No, those are parameter values. CPython is built with a stack-based bytecode interpreter, and most of the opcodes are either like “RETURN_VALUE” (just does its thing, no extra information needed) or like “LOAD_CONST 1” (take constant number 1 from the list of constants and load it onto the stack). You can see some more examples here:

>>> dis.dis(lambda s, p, a, m: s * p + a * m + s + p * a + m)
  1           0 LOAD_FAST                0 (s)
              2 LOAD_FAST                1 (p)
              4 BINARY_MULTIPLY
              6 LOAD_FAST                2 (a)
              8 LOAD_FAST                3 (m)
             10 BINARY_MULTIPLY
             12 BINARY_ADD
             14 LOAD_FAST                0 (s)
             16 BINARY_ADD
             18 LOAD_FAST                1 (p)
             20 LOAD_FAST                2 (a)
             22 BINARY_MULTIPLY
             24 BINARY_ADD
             26 LOAD_FAST                3 (m)
             28 BINARY_ADD
             30 RETURN_VALUE

The variable ‘m’ is always referred to as “fast local #3”, and the disassembler shows that name in parens afterwards.
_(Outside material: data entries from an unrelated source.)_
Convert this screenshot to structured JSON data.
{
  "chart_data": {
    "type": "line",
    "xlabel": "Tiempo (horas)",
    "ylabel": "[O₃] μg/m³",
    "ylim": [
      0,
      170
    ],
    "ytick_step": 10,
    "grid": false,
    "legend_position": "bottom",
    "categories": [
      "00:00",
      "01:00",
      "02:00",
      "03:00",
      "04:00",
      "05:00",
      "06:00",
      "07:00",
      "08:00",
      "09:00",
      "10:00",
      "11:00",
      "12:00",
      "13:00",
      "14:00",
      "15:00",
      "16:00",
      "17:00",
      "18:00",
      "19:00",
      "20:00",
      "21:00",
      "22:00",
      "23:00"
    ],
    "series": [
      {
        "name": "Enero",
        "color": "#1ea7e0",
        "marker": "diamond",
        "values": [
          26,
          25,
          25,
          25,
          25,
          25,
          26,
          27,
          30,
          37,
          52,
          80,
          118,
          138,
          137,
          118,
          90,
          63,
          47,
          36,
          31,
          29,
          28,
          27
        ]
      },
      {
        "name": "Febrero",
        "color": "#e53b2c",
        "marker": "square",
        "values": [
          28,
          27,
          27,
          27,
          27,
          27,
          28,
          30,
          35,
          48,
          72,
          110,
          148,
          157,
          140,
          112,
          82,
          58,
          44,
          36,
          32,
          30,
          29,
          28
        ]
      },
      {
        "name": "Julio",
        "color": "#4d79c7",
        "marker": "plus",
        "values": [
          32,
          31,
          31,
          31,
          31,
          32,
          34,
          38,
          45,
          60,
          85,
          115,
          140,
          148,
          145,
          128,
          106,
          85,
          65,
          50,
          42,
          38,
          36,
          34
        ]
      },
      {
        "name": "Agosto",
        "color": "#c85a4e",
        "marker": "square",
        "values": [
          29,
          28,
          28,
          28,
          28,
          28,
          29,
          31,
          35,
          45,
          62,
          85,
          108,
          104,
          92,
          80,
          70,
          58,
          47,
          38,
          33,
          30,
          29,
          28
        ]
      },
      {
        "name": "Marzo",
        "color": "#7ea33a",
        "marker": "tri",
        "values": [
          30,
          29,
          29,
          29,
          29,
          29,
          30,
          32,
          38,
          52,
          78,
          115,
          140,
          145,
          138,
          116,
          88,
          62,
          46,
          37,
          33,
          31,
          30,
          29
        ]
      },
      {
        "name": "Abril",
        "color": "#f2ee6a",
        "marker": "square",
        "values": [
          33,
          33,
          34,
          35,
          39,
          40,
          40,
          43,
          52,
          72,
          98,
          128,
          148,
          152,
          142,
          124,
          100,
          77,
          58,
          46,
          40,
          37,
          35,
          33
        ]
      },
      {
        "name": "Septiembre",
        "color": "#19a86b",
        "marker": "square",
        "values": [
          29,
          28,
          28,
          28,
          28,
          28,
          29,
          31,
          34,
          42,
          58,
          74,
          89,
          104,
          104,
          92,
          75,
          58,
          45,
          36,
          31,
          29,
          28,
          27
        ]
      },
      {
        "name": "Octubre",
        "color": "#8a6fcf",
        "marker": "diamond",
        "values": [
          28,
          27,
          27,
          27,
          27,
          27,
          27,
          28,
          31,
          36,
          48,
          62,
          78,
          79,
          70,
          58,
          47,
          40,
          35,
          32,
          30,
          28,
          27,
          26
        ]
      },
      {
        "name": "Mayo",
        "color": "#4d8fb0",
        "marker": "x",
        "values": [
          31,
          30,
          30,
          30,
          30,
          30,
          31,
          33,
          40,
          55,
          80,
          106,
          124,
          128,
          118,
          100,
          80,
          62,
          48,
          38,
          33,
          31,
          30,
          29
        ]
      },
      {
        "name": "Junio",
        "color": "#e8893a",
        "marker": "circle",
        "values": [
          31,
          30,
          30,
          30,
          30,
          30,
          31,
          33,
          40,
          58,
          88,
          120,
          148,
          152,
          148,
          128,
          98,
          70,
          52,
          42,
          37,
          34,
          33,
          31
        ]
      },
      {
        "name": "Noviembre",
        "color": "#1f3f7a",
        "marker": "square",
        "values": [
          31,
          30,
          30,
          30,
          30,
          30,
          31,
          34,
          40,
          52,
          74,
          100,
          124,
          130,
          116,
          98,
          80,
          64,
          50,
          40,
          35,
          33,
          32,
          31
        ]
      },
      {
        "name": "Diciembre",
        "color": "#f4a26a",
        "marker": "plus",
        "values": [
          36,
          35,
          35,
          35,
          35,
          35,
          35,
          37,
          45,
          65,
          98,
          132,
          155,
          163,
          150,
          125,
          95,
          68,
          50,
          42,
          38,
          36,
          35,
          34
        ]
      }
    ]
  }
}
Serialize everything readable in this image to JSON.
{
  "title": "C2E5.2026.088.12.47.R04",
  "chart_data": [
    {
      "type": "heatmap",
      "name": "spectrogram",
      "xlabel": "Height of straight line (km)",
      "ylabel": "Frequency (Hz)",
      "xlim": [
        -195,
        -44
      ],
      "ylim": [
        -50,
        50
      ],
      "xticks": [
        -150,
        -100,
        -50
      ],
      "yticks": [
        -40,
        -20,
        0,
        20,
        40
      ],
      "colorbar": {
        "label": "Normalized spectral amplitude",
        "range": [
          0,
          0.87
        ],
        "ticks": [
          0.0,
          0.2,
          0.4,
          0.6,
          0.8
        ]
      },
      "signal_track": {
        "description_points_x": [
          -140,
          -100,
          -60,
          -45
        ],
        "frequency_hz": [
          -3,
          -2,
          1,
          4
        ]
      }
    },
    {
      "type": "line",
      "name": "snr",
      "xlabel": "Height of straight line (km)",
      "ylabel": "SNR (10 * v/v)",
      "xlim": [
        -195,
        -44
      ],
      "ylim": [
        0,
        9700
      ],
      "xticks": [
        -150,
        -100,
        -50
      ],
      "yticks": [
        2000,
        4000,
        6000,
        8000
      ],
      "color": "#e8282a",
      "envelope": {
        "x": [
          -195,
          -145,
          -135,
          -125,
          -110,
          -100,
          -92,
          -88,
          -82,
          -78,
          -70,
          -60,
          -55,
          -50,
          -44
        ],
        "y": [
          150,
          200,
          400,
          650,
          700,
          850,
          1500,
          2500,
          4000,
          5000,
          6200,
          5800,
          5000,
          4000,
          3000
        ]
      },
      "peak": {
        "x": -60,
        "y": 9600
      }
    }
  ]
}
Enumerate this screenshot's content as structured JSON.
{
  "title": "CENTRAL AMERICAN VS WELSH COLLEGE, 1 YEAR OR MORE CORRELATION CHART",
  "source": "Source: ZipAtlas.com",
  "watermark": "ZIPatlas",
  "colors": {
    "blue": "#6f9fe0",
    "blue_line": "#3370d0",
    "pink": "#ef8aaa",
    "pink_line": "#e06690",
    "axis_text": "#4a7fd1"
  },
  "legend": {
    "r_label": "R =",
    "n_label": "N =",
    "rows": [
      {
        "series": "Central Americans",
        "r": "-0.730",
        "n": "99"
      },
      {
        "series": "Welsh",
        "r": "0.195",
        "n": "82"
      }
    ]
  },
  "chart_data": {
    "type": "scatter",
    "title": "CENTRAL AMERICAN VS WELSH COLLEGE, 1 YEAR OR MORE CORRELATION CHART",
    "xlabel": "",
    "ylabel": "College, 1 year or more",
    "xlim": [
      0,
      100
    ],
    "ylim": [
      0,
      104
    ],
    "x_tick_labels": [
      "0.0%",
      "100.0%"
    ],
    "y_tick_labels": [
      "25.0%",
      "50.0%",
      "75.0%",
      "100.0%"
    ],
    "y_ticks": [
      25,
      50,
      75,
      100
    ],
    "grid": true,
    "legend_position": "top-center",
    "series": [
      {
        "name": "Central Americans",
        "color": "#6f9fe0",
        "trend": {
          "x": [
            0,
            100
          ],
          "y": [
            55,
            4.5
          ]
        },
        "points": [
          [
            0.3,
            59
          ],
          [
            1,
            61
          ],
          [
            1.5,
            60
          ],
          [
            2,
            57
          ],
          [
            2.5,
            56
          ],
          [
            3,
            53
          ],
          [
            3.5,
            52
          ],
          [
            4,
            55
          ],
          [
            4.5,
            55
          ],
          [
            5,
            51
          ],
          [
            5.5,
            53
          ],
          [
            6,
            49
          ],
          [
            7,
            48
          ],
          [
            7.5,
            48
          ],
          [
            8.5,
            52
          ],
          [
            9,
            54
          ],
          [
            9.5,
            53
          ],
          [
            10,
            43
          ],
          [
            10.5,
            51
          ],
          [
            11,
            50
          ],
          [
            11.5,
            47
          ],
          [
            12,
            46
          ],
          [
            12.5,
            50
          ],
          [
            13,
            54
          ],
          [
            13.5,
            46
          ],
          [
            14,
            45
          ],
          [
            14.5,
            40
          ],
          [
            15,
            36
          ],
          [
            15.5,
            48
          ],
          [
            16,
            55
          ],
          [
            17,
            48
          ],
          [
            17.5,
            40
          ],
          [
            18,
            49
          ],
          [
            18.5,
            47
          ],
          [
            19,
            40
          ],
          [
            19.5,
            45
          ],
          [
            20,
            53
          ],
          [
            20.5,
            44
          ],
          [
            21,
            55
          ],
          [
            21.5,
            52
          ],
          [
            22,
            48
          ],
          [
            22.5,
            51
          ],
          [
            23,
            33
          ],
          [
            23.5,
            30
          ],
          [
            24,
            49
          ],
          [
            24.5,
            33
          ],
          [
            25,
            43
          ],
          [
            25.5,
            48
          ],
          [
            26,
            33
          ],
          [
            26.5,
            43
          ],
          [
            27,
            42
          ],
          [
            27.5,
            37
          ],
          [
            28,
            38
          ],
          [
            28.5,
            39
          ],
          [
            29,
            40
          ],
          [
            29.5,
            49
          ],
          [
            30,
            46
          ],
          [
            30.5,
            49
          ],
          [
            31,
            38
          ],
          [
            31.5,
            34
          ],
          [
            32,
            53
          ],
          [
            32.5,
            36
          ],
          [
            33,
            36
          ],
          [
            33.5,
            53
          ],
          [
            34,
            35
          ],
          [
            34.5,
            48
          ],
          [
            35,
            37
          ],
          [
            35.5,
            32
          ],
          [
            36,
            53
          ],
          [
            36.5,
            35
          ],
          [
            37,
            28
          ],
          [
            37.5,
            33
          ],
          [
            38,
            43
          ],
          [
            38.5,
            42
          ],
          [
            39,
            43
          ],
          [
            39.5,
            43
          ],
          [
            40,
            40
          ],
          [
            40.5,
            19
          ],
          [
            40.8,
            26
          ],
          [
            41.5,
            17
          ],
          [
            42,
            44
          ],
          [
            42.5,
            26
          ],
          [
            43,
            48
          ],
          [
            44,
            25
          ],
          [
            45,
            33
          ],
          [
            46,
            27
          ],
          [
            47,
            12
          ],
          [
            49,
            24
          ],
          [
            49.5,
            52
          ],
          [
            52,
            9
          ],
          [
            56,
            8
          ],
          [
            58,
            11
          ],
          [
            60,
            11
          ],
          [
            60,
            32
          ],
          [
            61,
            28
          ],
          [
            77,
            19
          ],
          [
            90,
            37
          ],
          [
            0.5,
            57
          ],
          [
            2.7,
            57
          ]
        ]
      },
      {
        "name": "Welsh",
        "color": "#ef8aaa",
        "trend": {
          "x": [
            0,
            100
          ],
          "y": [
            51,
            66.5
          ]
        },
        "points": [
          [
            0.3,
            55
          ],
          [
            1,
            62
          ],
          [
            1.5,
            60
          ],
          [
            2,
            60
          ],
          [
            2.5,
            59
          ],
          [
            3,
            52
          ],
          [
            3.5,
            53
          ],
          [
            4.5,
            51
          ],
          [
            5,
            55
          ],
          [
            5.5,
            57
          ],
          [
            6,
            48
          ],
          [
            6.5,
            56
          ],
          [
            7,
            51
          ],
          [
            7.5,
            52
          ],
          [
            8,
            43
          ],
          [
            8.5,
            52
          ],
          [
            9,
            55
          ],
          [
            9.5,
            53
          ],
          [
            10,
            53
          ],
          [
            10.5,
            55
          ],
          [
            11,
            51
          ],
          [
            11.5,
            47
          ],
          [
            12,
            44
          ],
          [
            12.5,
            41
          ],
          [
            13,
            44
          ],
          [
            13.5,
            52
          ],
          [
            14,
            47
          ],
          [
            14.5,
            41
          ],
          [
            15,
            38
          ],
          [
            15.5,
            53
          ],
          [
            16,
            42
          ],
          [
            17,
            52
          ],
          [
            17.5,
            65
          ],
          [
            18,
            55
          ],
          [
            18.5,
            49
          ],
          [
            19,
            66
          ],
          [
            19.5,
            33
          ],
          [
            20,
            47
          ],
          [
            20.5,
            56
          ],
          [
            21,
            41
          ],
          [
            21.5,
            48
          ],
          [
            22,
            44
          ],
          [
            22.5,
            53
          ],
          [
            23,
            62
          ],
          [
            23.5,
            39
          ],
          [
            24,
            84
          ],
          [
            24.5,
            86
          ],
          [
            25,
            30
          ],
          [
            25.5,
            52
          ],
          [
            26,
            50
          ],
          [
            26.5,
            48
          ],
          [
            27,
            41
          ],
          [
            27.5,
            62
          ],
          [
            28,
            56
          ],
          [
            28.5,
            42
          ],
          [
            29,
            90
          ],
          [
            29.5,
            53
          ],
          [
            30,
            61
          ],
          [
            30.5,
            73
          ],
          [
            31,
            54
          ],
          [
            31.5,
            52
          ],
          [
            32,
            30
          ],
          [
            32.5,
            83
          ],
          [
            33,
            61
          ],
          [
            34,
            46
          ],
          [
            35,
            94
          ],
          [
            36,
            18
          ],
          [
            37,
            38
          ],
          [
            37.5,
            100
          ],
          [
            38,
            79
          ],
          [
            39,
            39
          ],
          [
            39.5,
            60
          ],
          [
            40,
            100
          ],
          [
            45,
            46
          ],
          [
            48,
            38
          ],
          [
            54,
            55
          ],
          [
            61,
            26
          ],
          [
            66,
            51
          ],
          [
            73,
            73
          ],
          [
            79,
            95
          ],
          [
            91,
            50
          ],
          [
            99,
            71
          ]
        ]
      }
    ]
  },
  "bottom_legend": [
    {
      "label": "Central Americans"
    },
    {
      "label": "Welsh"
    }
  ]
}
The same goes for constants.

You can see the full tables by delving into the function’s __code__ object:

>>> f = lambda s, p, a, m: s * p + a * m + s + p * a + m
>>> f.__code__.co_varnames
('s', 'p', 'a', 'm')
>>> f.__code__.co_consts
(None,)

(Fun fact: Lambda functions almost always have None as their first constant. Why? I’ll give you a hint: def functions might not have None as a constant, but only if Python isn’t running in -OO mode.)

Thank You. That makes sense now. Its not something we deal with daily but nice to understand how and why for the big picture. Its like looking under the hood of a car… you don’t need to understand the pistons in the engine, but you want to know the type of engine etc Just for knowledge.